En cadena nacional el presidente de Argentina Alberto Fernández anunció, el jueves, que el país estará nueve días en confinamiento porque “atraviesa el peor momento de la pandemia”.
Fernández sostuvo que la medida entrará en vigor desde las cero horas del próximo 22 de mayo y finalizará hasta las 24 horas del 30 de mayo.
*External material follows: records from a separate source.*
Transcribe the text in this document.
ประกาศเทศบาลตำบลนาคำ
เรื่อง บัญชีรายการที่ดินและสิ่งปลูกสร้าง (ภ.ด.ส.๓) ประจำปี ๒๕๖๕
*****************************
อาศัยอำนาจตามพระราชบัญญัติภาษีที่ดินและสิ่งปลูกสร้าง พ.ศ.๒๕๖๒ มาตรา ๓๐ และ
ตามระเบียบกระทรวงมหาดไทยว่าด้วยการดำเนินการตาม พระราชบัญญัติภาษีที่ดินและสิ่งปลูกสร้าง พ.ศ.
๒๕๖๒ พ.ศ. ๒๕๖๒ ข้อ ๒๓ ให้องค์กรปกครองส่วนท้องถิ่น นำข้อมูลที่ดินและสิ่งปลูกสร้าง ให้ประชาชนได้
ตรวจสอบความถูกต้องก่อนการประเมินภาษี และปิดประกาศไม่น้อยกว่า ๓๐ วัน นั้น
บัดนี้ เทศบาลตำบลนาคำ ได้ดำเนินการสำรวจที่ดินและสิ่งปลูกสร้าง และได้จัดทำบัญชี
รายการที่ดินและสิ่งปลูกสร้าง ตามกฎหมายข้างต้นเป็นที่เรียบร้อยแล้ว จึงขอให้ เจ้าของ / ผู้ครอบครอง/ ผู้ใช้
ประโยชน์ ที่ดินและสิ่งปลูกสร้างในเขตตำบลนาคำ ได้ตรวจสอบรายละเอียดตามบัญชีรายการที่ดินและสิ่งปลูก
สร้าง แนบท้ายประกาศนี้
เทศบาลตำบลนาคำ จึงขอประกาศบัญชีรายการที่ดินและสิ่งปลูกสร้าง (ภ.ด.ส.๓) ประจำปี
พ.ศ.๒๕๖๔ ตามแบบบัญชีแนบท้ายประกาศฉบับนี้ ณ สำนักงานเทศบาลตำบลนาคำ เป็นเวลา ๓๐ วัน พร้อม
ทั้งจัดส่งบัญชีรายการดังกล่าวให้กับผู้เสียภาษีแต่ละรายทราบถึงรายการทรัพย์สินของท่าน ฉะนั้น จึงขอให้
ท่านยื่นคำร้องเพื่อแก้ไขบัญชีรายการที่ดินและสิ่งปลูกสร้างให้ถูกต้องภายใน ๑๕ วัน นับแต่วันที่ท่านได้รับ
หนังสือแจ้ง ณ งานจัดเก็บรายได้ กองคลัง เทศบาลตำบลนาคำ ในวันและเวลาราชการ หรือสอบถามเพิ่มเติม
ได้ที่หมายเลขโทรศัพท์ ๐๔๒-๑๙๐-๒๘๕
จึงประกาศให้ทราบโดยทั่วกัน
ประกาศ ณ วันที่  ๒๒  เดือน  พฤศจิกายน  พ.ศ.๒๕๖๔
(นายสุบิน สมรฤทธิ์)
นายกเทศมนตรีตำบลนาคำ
Las actividades sociales, económicas, educativas, religiosas y deportivas en forma presencial no se permitirán hasta el próximo 31 de mayo. Además, como en todos los países del mundo, estarán habilitados los comercios esenciales y restaurantes en modalidad domicilio y para llevar.
Argentina, solo en las últimas 24 horas, registró 35,884 nuevos casos de COVID-19 y 435 decesos, informó el Ministerio de Salud de la Nación.
De igual, según autoridades sanitarias de ese país, la cifra total de contagios desde que inició la pandemia subió a 3, 447,044, mientras que los decesos acumulados llegaron a 72,699.
Para el Gobierno ésta cuarentena debe ayudar a bajar la ocupación de camas de las Unidades de Terapia Intensiva (UTI) que en toda la nación tiene una ocupación actual del 72,6%, mientras en el Área Metropolitana de Buenos Aires (AMBA) la cifra está en 76,4%.